What I have learned over my 20 years of being in this field is never stop trying and never ever stop your voice from being heard. I have been told I need to stop asking all those questions, or to stop pushing back so much, or my favorite “that can’t be done”. I see all those comments as a challenge to overcome. Never stop letting your voice, your feelings, your ideas be snuffed out. Just get louder or show the naysayers it can be done.

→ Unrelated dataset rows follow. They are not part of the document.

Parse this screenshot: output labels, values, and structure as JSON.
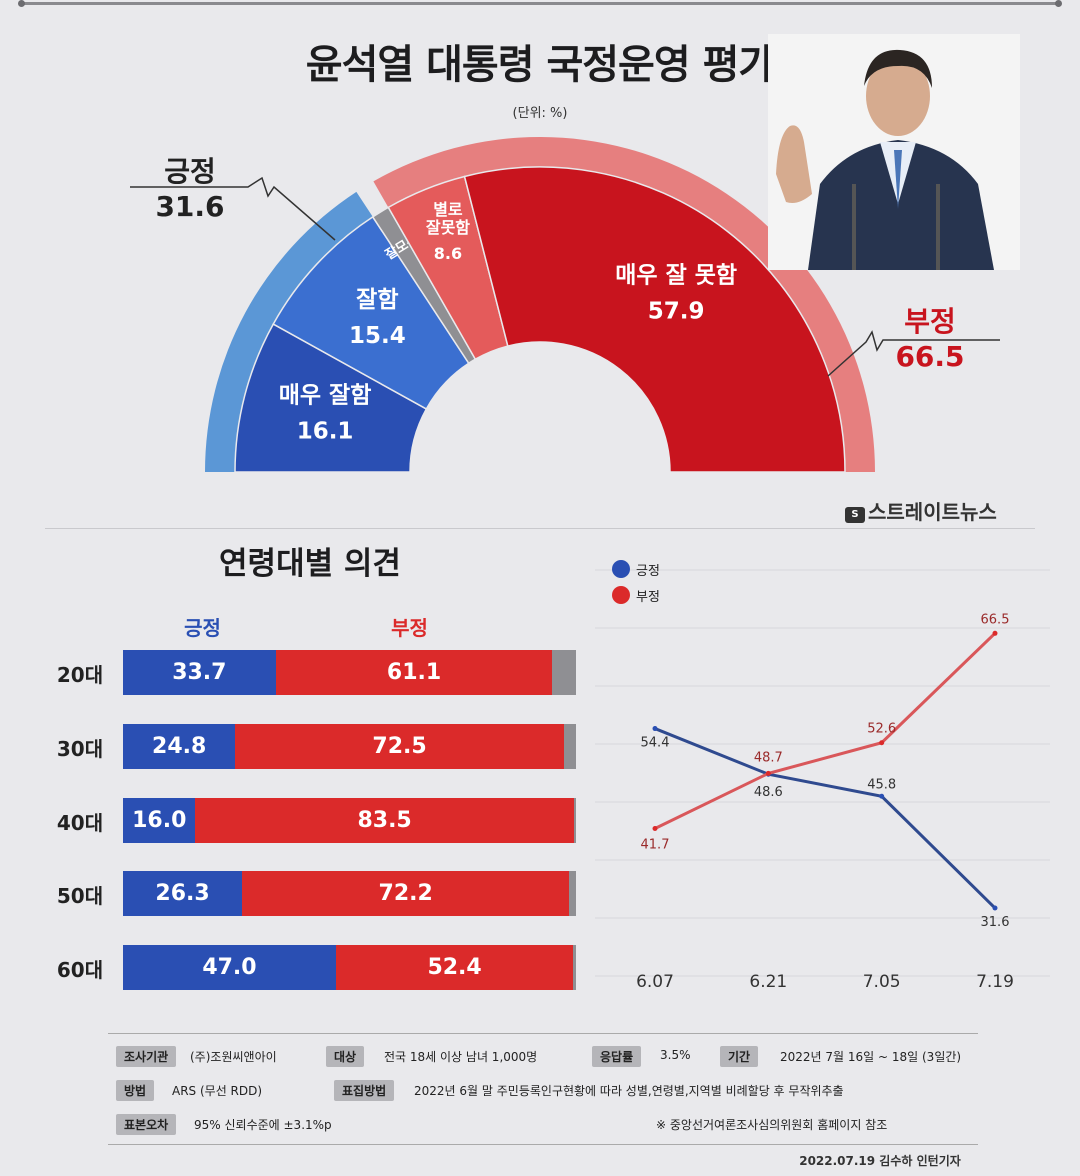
{
  "title": "윤석열 대통령 국정운영 평가",
  "unit": "(단위: %)",
  "source_logo": "스트레이트뉴스",
  "colors": {
    "blue": "#2a4fb3",
    "blue_light": "#5b97d6",
    "red": "#db2a2a",
    "red_dark": "#c8141e",
    "red_light": "#e45b5b",
    "gray": "#8f8f93"
  },
  "summary": {
    "positive": {
      "label": "긍정",
      "value": "31.6"
    },
    "negative": {
      "label": "부정",
      "value": "66.5"
    }
  },
  "chart_data": [
    {
      "type": "pie",
      "title": "윤석열 대통령 국정운영 평가",
      "subtitle": "(단위: %)",
      "categories": [
        "매우 잘함",
        "잘함",
        "잘모름",
        "별로 잘못함",
        "매우 잘 못함"
      ],
      "values": [
        16.1,
        15.4,
        1.9,
        8.6,
        57.9
      ],
      "labels": [
        "매우 잘함",
        "잘함",
        "잘모름",
        "별로 잘못함",
        "매우 잘 못함"
      ],
      "value_labels": [
        "16.1",
        "15.4",
        "",
        "8.6",
        "57.9"
      ],
      "group_totals": [
        {
          "name": "긍정",
          "value": 31.6
        },
        {
          "name": "부정",
          "value": 66.5
        }
      ]
    },
    {
      "type": "bar",
      "title": "연령대별 의견",
      "categories": [
        "20대",
        "30대",
        "40대",
        "50대",
        "60대"
      ],
      "series": [
        {
          "name": "긍정",
          "values": [
            33.7,
            24.8,
            16.0,
            26.3,
            47.0
          ],
          "labels": [
            "33.7",
            "24.8",
            "16.0",
            "26.3",
            "47.0"
          ]
        },
        {
          "name": "부정",
          "values": [
            61.1,
            72.5,
            83.5,
            72.2,
            52.4
          ],
          "labels": [
            "61.1",
            "72.5",
            "83.5",
            "72.2",
            "52.4"
          ]
        }
      ],
      "stacked": true
    },
    {
      "type": "line",
      "x": [
        "6.07",
        "6.21",
        "7.05",
        "7.19"
      ],
      "series": [
        {
          "name": "긍정",
          "values": [
            54.4,
            48.6,
            45.8,
            31.6
          ],
          "labels": [
            "54.4",
            "48.6",
            "45.8",
            "31.6"
          ]
        },
        {
          "name": "부정",
          "values": [
            41.7,
            48.7,
            52.6,
            66.5
          ],
          "labels": [
            "41.7",
            "48.7",
            "52.6",
            "66.5"
          ]
        }
      ],
      "ylim": [
        25,
        72
      ],
      "grid": true,
      "legend": "top-left"
    }
  ],
  "footer": {
    "agency_tag": "조사기관",
    "agency": "(주)조원씨앤아이",
    "target_tag": "대상",
    "target": "전국 18세 이상 남녀 1,000명",
    "response_tag": "응답률",
    "response": "3.5%",
    "period_tag": "기간",
    "period": "2022년 7월 16일 ~ 18일 (3일간)",
    "method_tag": "방법",
    "method": "ARS (무선 RDD)",
    "sampling_tag": "표집방법",
    "sampling": "2022년 6월 말 주민등록인구현황에 따라 성별,연령별,지역별 비례할당 후 무작위추출",
    "error_tag": "표본오차",
    "error": "95% 신뢰수준에 ±3.1%p",
    "note": "※ 중앙선거여론조사심의위원회 홈페이지 참조"
  },
  "credit": "2022.07.19 김수하 인턴기자"
}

What’s your best memory from NDSU?
My best memory was my manufacturing class I had with Mr. Sully. I was not just the only female in the AMET class, I was the first female. We had a class in which we were using power tools to make check gauges, welding plates/brackets, basic manufacturing. We had teams of three that where assigned an issue from a manufacturer. Our issue was there was a bore on a check valve insert that was having issues coming out correctly so we had to make a go/no go gauge to verify quickly if it was on target or not. My team was myself, one football player (not stereotyping) and one gentleman from upper Chicago. Neither had ever touched a hand tool, let alone a power tool before. Myself, I come from a cattle ranch and grew up fixing anything that broke. So I ended up making the gauge by myself and the other two typed the report. Talk about reversing the stereotypical gender roles. We had a great time and some good laughs over it. Both gentlemen figured I saved their skins in that class.

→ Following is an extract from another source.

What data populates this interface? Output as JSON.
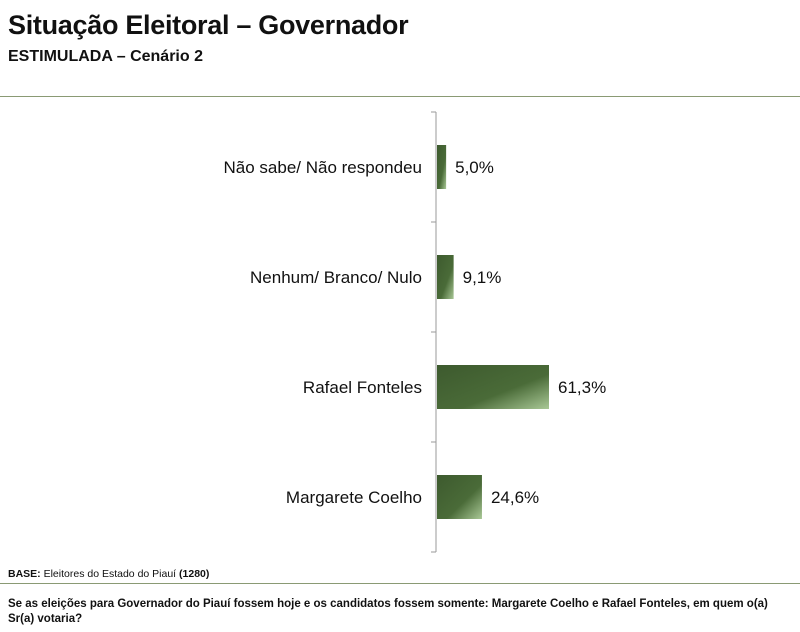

How did your NDSU education prepare you for your career?
NDSU does a really good job with its affinitive groups like the Society of Women Engineers (SWE) to give, first, women a group to one vent to, and second, to see you are not alone and have support. I think that is key, to know there is support for you and you can do it. I also likes how NDSU did not put the spotlight on women, but treated it as we are all equal, all engineers and all a team. Sometimes I think we get lost and caught up in girl power versus treat me like a person, male or female, and NDSU did that.
What first got you interested in engineering?
Knowing if I pursued art I would be poor and broke. Engineering sounded like a much better career choice. But seriously, it gave me so much to choose from as a career. You can design, test, work in marketing, logistics, you name it the door is wide open. I like having options as I get bored easy. It is never boring.
Does your gender give you a different perspective and experience from your male counterparts?
I never thought it did until one of my direct reports came to me and said, “I am so glad I am working for you. You care about me and what I have to say.” I think as a female we tune into people easier and quicker versus males. A female wants to know what makes a person tick, and we generally want to help people. I call it the mother instinct.
What’s the biggest challenge you’ve faced being a woman in engineering? How did you overcome it?
My biggest challenge actually is when I work with a foreign country that still sees woman as inferior. It takes a lot to overcome that when it is a culture thing not a personal thing.
What’s the biggest misconception about your job?
Really don’t have any. Most jobs at Caterpillar are all respected and have clear need designed into them.
What advice would you give to female college students just getting started in the NDSU engineering program?
Stick with it. You are going to hit walls, you will hit obstacles, but you can knock them over and it will be rewarding.